My ASD son is 16 and MOST OF THE TIME very able. He is confident, articulate, very social and mature. However he does get overwhelmed in busy places, crowds or with anywhere or anything where there is lots going on. So he avoids these things as he knows they are triggers so for example although he is very social and loves people he will not go to a party but he will go to a gathering of 3 or 4 friends at a friends house.
He loves theatre and he thrives on stage but he can struggle with the overwhelming sensory overload that backstage can bring. He is also very academic and hopes to go to uni or drama school after A levels but family H, parents and MIL are telling me I am trying to make him believe he is the same as everyone else and he isn't and I need to discourage any type of higher education as he will not cope and I should also be discouraging him from performing because he always gets stressed and very overwhelmed before a show and "no one likes a diva" and it also isn't fair on the rest of the family to have to witness or deal with his meltdowns when it all becomes a bit much.

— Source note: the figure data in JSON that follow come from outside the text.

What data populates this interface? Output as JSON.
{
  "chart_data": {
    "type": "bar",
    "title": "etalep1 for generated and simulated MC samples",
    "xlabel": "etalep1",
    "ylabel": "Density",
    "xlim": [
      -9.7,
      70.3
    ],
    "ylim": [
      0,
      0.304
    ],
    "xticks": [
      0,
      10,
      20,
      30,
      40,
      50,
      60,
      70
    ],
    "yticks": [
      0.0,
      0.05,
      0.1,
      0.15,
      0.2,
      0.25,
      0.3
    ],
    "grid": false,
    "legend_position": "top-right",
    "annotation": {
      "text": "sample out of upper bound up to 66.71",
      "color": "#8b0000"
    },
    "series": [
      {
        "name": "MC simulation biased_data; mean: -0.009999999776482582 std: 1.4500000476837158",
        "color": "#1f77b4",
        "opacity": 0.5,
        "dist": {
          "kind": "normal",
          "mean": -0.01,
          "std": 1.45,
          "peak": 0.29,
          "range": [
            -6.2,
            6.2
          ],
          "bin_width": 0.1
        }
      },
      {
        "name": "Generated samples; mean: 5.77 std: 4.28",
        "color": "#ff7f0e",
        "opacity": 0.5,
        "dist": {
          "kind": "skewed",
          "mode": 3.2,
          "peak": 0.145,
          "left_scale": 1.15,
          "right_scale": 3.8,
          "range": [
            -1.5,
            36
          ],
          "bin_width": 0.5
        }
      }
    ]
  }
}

He wants to be an actor and loves school and learning but struggles with the workload as he puts pressure on himself to get A's all the time and if he doesn;t he finds this hard to cope with.
I need to give him a reality check apparently and tell him that people - (family, teachers and employers!!) should not make adjustments just to fit in with his issues - if he can't cope with certain things then he just needs to have an easy life working in a menial role in a small company and do the things he can do without being overwhelmed.
So I am beginning to doubt myself now - I have always been told I am a good parent but I wonder if I am trying to make him be someone he will never be!!
I must admit his SF6 have been amazing at making adjustments for him to make school life easier as has his theatre school but I am wrong asking this or as my DH says expecting this - if he can;t be like the other students he shouldn't be there. I am singling him out and making him different. If I encouraged him to stop dreaming and just have him work part time somewhere with no stress he would be much happier.
I am always trying to make things easier for him - for example he likes going to the theatre but he struggles with coming home on the bus late at night and the nights I work H will not collect him because he is 16 he needs to learn to get the bus, if its too much for him don't go out.
In a nut shell - we (parents, employers..) etc shouldn't be making things easier for him - if he can't do things the same as everyone else don't do them.
I would like to know other peoples views as I am feeling quite deflated at the moment and think maybe I am trying to make him be "normal" for my own benefit and tell him it is ok to just stay home and work in a menial job but I don't think he would be happy doing this - he needs people and vibrancy and I don't think there is anything wrong with making a few adjustments.